Des éléments exceptionnels freinent la performance de Merck
Le consensus attendait 265 millions d’euros, Merck a finalement dû se contenter au dernier trimestre d’un bénéfice d’exploitation de 166,1 millions, en retrait de 21% par rapport à 2006. Le groupe a en effet dû constater une charge de 75 millions d’euros (licenciements, fermeture de sites) à la suite du rachat de Serono, ainsi qu’une dépréciation de 54 millions d’euros sur le Serostim, un médicament traitant les effets secondaires du sida.

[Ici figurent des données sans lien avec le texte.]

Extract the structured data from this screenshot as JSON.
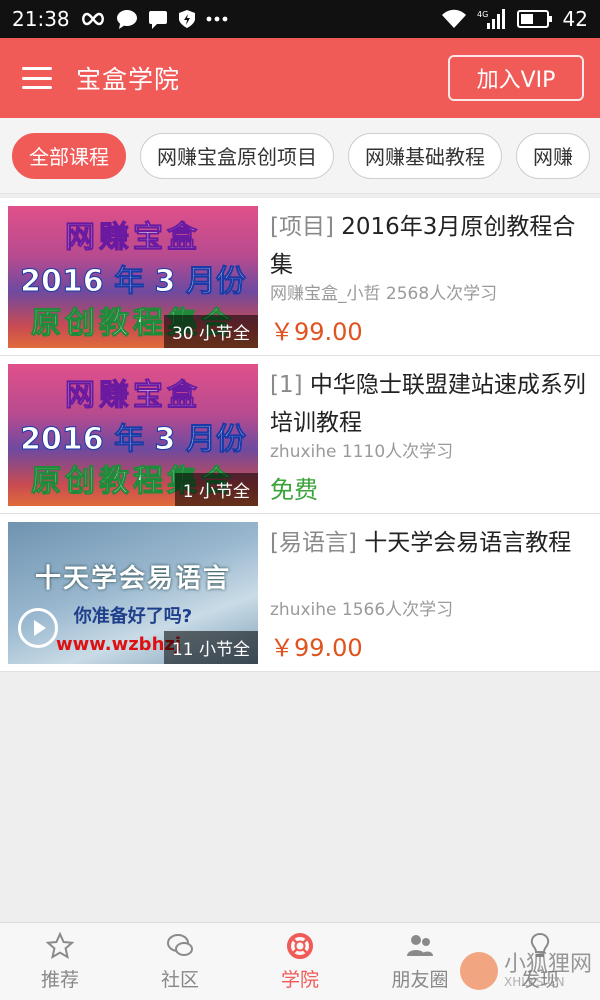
{
  "statusbar": {
    "time": "21:38",
    "battery": "42",
    "network": "4G"
  },
  "header": {
    "title": "宝盒学院",
    "vip_label": "加入VIP"
  },
  "categories": [
    {
      "label": "全部课程",
      "active": true
    },
    {
      "label": "网赚宝盒原创项目"
    },
    {
      "label": "网赚基础教程"
    },
    {
      "label": "网赚"
    }
  ],
  "courses": [
    {
      "thumb_lines": [
        "网赚宝盒",
        "2016 年 3 月份",
        "原创教程集合"
      ],
      "badge": "30 小节全",
      "tag": "[项目]",
      "title": "2016年3月原创教程合集",
      "meta": "网赚宝盒_小哲 2568人次学习",
      "price": "￥99.00"
    },
    {
      "thumb_lines": [
        "网赚宝盒",
        "2016 年 3 月份",
        "原创教程集合"
      ],
      "badge": "1 小节全",
      "tag": "[1]",
      "title": "中华隐士联盟建站速成系列培训教程",
      "meta": "zhuxihe 1110人次学习",
      "price": "免费"
    },
    {
      "thumb_lines": [
        "十天学会易语言",
        "你准备好了吗?",
        "www.wzbhzj"
      ],
      "badge": "11 小节全",
      "tag": "[易语言]",
      "title": "十天学会易语言教程",
      "meta": "zhuxihe 1566人次学习",
      "price": "￥99.00"
    }
  ],
  "bottom_nav": [
    {
      "label": "推荐",
      "icon": "star-icon"
    },
    {
      "label": "社区",
      "icon": "chat-icon"
    },
    {
      "label": "学院",
      "icon": "lifebuoy-icon",
      "active": true
    },
    {
      "label": "朋友圈",
      "icon": "people-icon"
    },
    {
      "label": "发现",
      "icon": "bulb-icon"
    }
  ],
  "watermark": {
    "text": "小狐狸网",
    "sub": "XHLKS.CN"
  },
  "colors": {
    "accent": "#f05a57",
    "price": "#e0521e",
    "free": "#3aa33a"
  }
}
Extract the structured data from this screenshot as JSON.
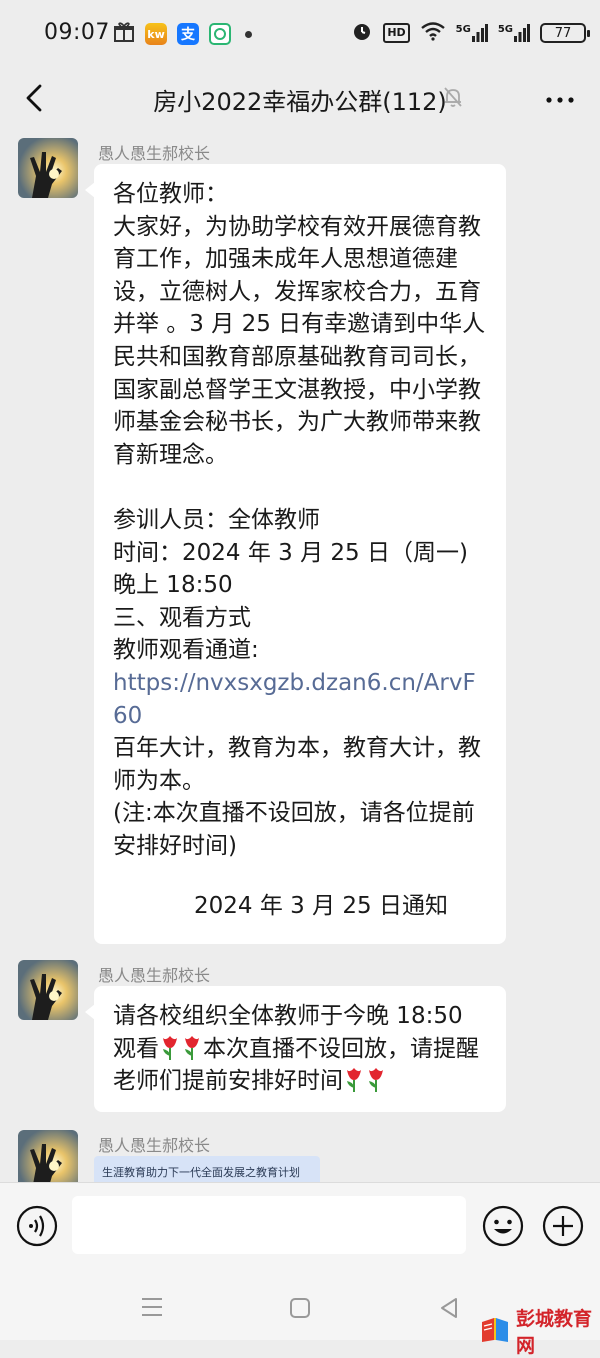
{
  "status_bar": {
    "time": "09:07",
    "battery": "77",
    "kw_badge": "kw",
    "alipay_glyph": "支",
    "signal_hd": "HD",
    "signal_5g_1": "5G",
    "signal_5g_2": "5G"
  },
  "header": {
    "title": "房小2022幸福办公群(112)",
    "icons": [
      "back-arrow-icon",
      "bell-muted-icon",
      "more-dots-icon"
    ]
  },
  "messages": [
    {
      "sender": "愚人愚生郝校长",
      "lines_before_link": "各位教师：\n大家好，为协助学校有效开展德育教育工作，加强未成年人思想道德建设，立德树人，发挥家校合力，五育并举 。3 月 25 日有幸邀请到中华人民共和国教育部原基础教育司司长，国家副总督学王文湛教授，中小学教师基金会秘书长，为广大教师带来教育新理念。\n\n参训人员：全体教师\n时间：2024 年 3 月 25 日（周一)晚上 18:50\n三、观看方式\n教师观看通道:",
      "link": "https://nvxsxgzb.dzan6.cn/ArvF60",
      "lines_after_link": "百年大计，教育为本，教育大计，教师为本。\n(注:本次直播不设回放，请各位提前安排好时间)",
      "signature": "2024 年 3 月 25 日通知"
    },
    {
      "sender": "愚人愚生郝校长",
      "part1": "请各校组织全体教师于今晚 18:50 观看",
      "part2": "本次直播不设回放，请提醒老师们提前安排好时间",
      "emoji": "tulip"
    },
    {
      "sender": "愚人愚生郝校长",
      "card_title": "生涯教育助力下一代全面发展之教育计划"
    }
  ],
  "input_bar": {
    "placeholder": "",
    "icons": [
      "voice-icon",
      "emoji-icon",
      "plus-icon"
    ]
  },
  "nav_bar": {
    "icons": [
      "menu-icon",
      "home-icon",
      "back-triangle-icon"
    ]
  },
  "watermark": {
    "text": "彭城教育网"
  },
  "colors": {
    "background": "#ededed",
    "bubble": "#ffffff",
    "link": "#576b95",
    "sender": "#8a8a8a",
    "watermark": "#d3242a"
  }
}
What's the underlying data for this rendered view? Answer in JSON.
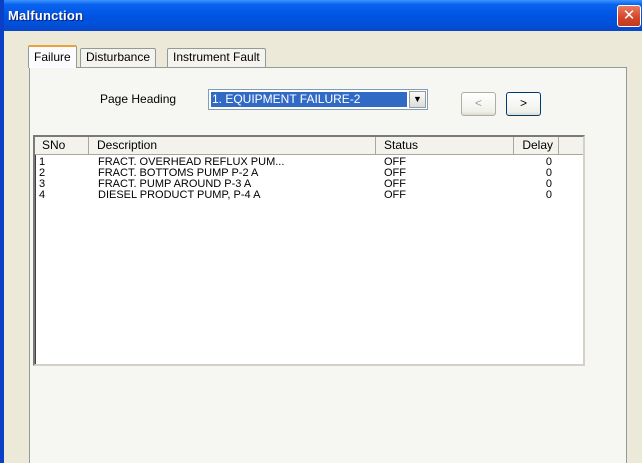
{
  "window": {
    "title": "Malfunction",
    "close_glyph": "✕"
  },
  "tabs": [
    {
      "label": "Failure",
      "active": true
    },
    {
      "label": "Disturbance",
      "active": false
    },
    {
      "label": "Instrument Fault",
      "active": false
    }
  ],
  "page_heading": {
    "label": "Page Heading",
    "selected": "1. EQUIPMENT FAILURE-2"
  },
  "nav": {
    "prev_label": "<",
    "next_label": ">"
  },
  "table": {
    "columns": [
      "SNo",
      "Description",
      "Status",
      "Delay"
    ],
    "rows": [
      {
        "sno": "1",
        "description": "FRACT. OVERHEAD REFLUX PUM...",
        "status": "OFF",
        "delay": "0"
      },
      {
        "sno": "2",
        "description": "FRACT.  BOTTOMS PUMP P-2 A",
        "status": "OFF",
        "delay": "0"
      },
      {
        "sno": "3",
        "description": "FRACT.  PUMP AROUND P-3 A",
        "status": "OFF",
        "delay": "0"
      },
      {
        "sno": "4",
        "description": "DIESEL PRODUCT PUMP, P-4 A",
        "status": "OFF",
        "delay": "0"
      }
    ]
  },
  "colors": {
    "titlebar": "#0054e3",
    "selection": "#316ac5",
    "dialog_bg": "#ece9d8"
  }
}
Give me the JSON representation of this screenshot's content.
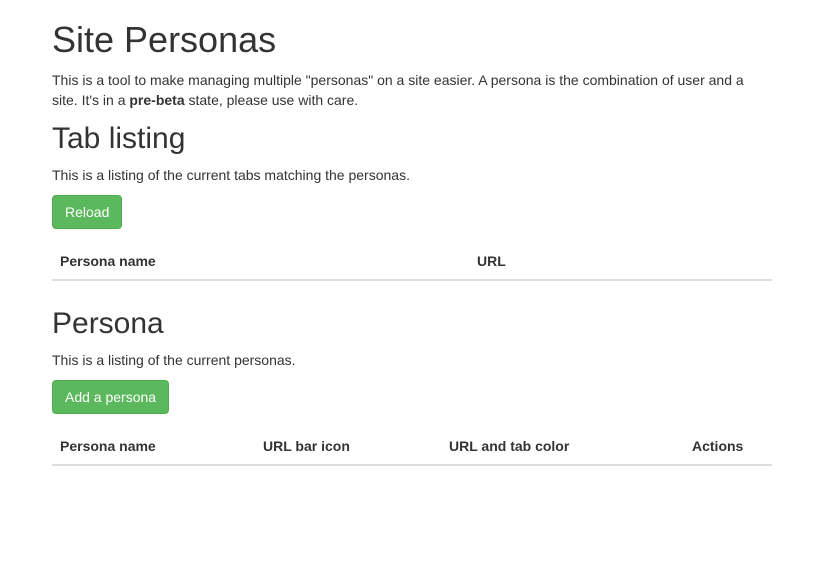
{
  "page": {
    "title": "Site Personas",
    "intro_before": "This is a tool to make managing multiple \"personas\" on a site easier. A persona is the combination of user and a site. It's in a ",
    "intro_bold": "pre-beta",
    "intro_after": " state, please use with care."
  },
  "tabs_section": {
    "title": "Tab listing",
    "description": "This is a listing of the current tabs matching the personas.",
    "reload_label": "Reload",
    "columns": [
      "Persona name",
      "URL"
    ]
  },
  "persona_section": {
    "title": "Persona",
    "description": "This is a listing of the current personas.",
    "add_label": "Add a persona",
    "columns": [
      "Persona name",
      "URL bar icon",
      "URL and tab color",
      "Actions"
    ]
  },
  "colors": {
    "button_success": "#5cb85c",
    "text": "#333333",
    "table_border": "#dddddd"
  }
}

Il n’empêche qu’en dépit de cet accroc, le PDG du groupe allemand Karl-Ludwig Kley s’est félicité d’avoir publié sur l’année «les résultats financiers les plus forts de l’histoire de Merck». Le groupe a fait état d’un résultat net de 3,39 milliards qui, bien qu’un peu inférieur aux attentes du marché (3,6 milliards), se compare à un chiffre de 129 millions un an plus tôt. Ceci grâce à la cession de ses activités génériques pour un gain net de 3,47 milliards d’euros. La situation financière de Merck s’est également améliorée en 2007 avec un endettement net de 355 millions d’euros fin décembre 2007, contre 5,41 milliards l’an dernier. En données pro forma, c’est-à-dire en tenant compte des résultats de Serono sur 2006, le chiffre d’affaires de Merck a progressé de 4,7%, au cours du quatrième trimestre 2007 et ses bénéfices ont été multipliés par 12. A la suite de ses résultats, le groupe a décidé de proposer un dividende exceptionnel de 2 euros par action.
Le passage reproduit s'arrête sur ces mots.